His first stop is New York where he probes the recalcitrant Simon for information about Henry’s whereabouts and runs across Susan, a perfectly Hartley-esque femme fatale in dumpy dress and cardigan, knee highs, and always smeared red lipstick. Ned meets her in Simon’s apartment building lobby as a grad student admirer of his poems, but Fay reveals that the same Susan also seems to have been hired by a publisher to ghostwrite her autobiography. Those who’ve watched Henry Fool recently, or studied Hartley obsessively, might also intuit that she’s the “ugly and mean-spirited” thirteen year-old with whom Henry was caught “in flagrant delictum,” an act that led to a seven-year prison sentence prior to Henry Fool. Hartley allows us to piece this together fairly quickly, but it’s some time before Ned figures things out, thus he allows Susan to join him as he crosses the country to Seattle, and then onto Portland where Henry has been hiding out in a pharmaceutical lab, posing as a drug-addled test subject.
Compared to the 137-minute Henry Fool and 119-minute Fay Grim, the 85-minute Ned Rifle feels like a slip of a movie. Its scope is the most focused of the three, and it’s the lone entry in the trilogy that doesn’t have a larger bone to pick with its cultural context: Fool jabbed at the conservative movement’s obsession with artistic obscenity in the late 90s, Fay, the early aughts’ War on Terror, and while Ned takes swipes at the pharmaceutical industry, pompous graduate students, and religious chastity, Hartley doesn’t level a full assault on any of them. The film’s leanness, though not unwelcome, does give Ned something of the air of a project created to satisfy a need for symmetry, to create aesthetic closure, rather than make a wholly standalone statement. Thankfully, Hartley and his troupe (regulars like Robert John Burke, Bill Sage, and Martin Donovan show up in key supporting turns) deliver the material with brio. And Hartley’s idiosyncrasies as a screenwriter remain intact. Never does one feel like loose strands are being tied up (notably Hartley provides no last-minute reprieve for Fay), least of all in its whirlwind conclusion. Ned, having decided against committing murder himself, is left in a parking lot with Henry shot and Susan stabbed.
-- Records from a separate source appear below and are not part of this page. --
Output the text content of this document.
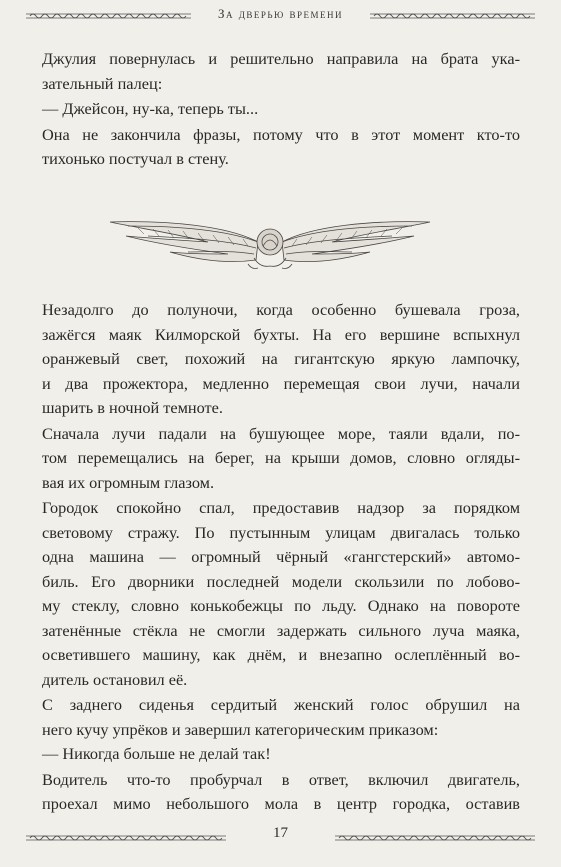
За дверью времени
Джулия повернулась и решительно направила на брата ука-
зательный палец:
— Джейсон, ну-ка, теперь ты...
Она не закончила фразы, потому что в этот момент кто-то
тихонько постучал в стену.
Незадолго до полуночи, когда особенно бушевала гроза,
зажёгся маяк Килморской бухты. На его вершине вспыхнул
оранжевый свет, похожий на гигантскую яркую лампочку,
и два прожектора, медленно перемещая свои лучи, начали
шарить в ночной темноте.
Сначала лучи падали на бушующее море, таяли вдали, по-
том перемещались на берег, на крыши домов, словно огляды-
вая их огромным глазом.
Городок спокойно спал, предоставив надзор за порядком
световому стражу. По пустынным улицам двигалась только
одна машина — огромный чёрный «гангстерский» автомо-
биль. Его дворники последней модели скользили по лобово-
му стеклу, словно конькобежцы по льду. Однако на повороте
затенённые стёкла не смогли задержать сильного луча маяка,
осветившего машину, как днём, и внезапно ослеплённый во-
дитель остановил её.
С заднего сиденья сердитый женский голос обрушил на
него кучу упрёков и завершил категорическим приказом:
— Никогда больше не делай так!
Водитель что-то пробурчал в ответ, включил двигатель,
проехал мимо небольшого мола в центр городка, оставив
17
The police near, Henry offers Ned the only fatherly advice he knows, the advice on which he’s lived his life thus far: “Run.” Ned looks down at the bleeding man while keeping his hands raised, and decides to change the fate of his unlucky family with a single word: “No.” What happens next for Ned, Fay, and Simon (and Hartley) remains an open question, but the unlikely epic of their lives now feels pleasingly closed.